What an awesome week! REITs and Energy fell off a cliff on Wed and Thur, allowing us to pile into tons of already undervalued, high-yield, quality dividend growth names! Friday was a big recovery, but of course I’m always in favor of market panics so we can continue growing our yield on cost and boosting long-term total returns.
Meanwhile the economic news for very solid. Not just do corporate earnings continue to grow nicely (75% of companies are beating expecations and S&P 500 earnings are growing at 9.8% YoY), but Friday’s jobs report was excellent. With 211,000 jobs created, unemployment falling to 4.4% (lowest level since May of 2007), and wages still growing at 2.5% (room for improvement), the labor market continues to offer the promise of rising wages pushing up consumer spending, and driving improved economic growth; even if tax reform doesn’t pass until next year.

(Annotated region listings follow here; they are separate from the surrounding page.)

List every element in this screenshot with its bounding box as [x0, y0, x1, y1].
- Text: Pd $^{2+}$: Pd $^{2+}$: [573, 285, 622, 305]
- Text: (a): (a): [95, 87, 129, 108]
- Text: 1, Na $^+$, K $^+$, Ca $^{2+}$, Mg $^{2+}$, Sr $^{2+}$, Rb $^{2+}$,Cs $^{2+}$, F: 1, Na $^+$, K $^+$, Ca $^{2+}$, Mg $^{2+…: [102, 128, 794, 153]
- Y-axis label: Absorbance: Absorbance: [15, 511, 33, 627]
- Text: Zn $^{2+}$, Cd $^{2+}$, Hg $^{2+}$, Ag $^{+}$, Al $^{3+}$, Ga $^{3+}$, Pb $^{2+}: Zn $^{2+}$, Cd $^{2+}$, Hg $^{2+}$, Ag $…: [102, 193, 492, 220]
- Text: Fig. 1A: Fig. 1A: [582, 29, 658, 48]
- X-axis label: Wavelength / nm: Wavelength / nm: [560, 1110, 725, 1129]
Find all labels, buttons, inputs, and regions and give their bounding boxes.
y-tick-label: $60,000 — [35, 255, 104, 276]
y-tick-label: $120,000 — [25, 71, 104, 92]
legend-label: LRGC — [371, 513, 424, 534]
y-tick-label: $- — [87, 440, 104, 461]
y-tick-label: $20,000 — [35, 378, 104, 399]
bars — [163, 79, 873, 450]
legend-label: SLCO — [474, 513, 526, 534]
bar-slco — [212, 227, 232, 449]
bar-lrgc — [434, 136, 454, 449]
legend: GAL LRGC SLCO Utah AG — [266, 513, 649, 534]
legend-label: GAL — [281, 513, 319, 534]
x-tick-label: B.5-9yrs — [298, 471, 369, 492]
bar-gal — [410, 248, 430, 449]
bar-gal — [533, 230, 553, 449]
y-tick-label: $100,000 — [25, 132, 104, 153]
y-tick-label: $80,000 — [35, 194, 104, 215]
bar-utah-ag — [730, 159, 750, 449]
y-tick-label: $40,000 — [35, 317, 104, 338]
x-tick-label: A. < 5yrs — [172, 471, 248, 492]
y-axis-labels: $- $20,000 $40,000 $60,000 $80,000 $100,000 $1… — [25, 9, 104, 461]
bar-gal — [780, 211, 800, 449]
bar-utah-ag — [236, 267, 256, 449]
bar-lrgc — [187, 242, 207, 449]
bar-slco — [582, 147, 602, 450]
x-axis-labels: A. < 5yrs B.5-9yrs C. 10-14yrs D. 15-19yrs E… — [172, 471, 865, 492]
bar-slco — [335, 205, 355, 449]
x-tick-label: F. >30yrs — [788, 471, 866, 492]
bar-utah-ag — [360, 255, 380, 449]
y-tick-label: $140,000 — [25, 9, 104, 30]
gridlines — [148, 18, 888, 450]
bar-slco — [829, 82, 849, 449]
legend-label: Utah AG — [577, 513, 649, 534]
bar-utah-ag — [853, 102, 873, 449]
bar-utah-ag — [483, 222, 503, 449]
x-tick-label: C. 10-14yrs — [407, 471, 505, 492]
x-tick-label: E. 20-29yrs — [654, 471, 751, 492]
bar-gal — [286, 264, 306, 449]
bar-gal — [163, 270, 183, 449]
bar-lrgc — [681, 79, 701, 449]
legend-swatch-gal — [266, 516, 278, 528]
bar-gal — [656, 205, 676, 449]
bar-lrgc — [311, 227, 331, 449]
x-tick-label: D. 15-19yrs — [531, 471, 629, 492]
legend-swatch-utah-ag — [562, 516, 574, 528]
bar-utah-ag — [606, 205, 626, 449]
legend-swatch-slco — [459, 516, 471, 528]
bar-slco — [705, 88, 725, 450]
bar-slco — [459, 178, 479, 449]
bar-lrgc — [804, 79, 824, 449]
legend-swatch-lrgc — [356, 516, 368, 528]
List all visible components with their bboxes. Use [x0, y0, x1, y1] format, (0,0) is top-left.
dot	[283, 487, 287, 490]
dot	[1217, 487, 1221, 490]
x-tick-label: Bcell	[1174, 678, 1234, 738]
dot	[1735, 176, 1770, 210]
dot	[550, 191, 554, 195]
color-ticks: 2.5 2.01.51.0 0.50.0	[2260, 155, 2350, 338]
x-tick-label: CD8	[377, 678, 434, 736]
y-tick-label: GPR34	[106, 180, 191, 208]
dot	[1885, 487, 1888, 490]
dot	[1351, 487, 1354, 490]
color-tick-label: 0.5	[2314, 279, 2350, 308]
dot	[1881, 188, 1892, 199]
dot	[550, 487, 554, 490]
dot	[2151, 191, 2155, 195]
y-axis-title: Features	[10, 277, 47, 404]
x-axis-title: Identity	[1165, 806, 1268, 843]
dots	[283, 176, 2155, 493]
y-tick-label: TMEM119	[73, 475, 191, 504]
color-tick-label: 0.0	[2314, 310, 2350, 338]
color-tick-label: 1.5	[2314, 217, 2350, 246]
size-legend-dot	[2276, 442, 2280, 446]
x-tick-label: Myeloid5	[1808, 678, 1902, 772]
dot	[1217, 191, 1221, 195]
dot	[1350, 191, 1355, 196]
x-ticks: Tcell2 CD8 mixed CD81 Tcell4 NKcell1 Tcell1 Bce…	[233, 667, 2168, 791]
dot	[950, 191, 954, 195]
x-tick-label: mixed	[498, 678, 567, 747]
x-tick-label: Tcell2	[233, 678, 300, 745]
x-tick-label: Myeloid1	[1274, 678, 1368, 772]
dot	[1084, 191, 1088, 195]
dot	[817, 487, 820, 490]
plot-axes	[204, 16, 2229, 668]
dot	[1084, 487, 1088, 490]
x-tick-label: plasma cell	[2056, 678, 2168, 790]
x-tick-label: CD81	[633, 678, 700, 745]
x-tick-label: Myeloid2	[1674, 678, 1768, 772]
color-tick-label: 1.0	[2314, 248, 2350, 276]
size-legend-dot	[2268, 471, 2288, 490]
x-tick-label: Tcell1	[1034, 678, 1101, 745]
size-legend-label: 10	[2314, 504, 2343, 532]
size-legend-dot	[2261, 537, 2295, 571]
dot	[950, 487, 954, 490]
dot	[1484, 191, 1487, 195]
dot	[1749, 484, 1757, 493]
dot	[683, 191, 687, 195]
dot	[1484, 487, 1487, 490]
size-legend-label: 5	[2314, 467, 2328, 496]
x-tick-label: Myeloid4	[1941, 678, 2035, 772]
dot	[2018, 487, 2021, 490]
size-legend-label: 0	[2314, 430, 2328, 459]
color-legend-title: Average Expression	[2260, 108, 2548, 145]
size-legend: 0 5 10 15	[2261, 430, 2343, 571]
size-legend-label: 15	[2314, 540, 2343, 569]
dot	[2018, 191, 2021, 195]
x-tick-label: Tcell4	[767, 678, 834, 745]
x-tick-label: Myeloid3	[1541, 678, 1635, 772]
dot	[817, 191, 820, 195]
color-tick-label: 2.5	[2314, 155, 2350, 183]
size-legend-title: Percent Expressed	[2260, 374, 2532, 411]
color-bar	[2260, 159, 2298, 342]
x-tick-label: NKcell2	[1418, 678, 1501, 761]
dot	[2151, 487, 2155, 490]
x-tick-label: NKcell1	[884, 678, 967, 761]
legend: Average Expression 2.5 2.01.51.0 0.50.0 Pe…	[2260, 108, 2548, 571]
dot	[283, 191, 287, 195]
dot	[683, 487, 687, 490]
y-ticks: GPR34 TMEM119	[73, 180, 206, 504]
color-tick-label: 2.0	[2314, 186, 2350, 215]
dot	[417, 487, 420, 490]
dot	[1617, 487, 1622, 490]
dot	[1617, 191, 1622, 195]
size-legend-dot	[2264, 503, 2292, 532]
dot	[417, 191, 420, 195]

In addition, US rail transport volumes increased 8.5%, tax revenue continues to surge, and the ISM non-manufacturing index rose 2.3 in march.
Meanwhile while the ISM manufacturing index was weaker than expected, it still points to much stronger economic growth, 3.6% for the quarter, and 4.1% for the year.
In other words, it appears that Q1 GDP report may have been a fluke after all, though we’ll need to wait for the next report to find out for sure.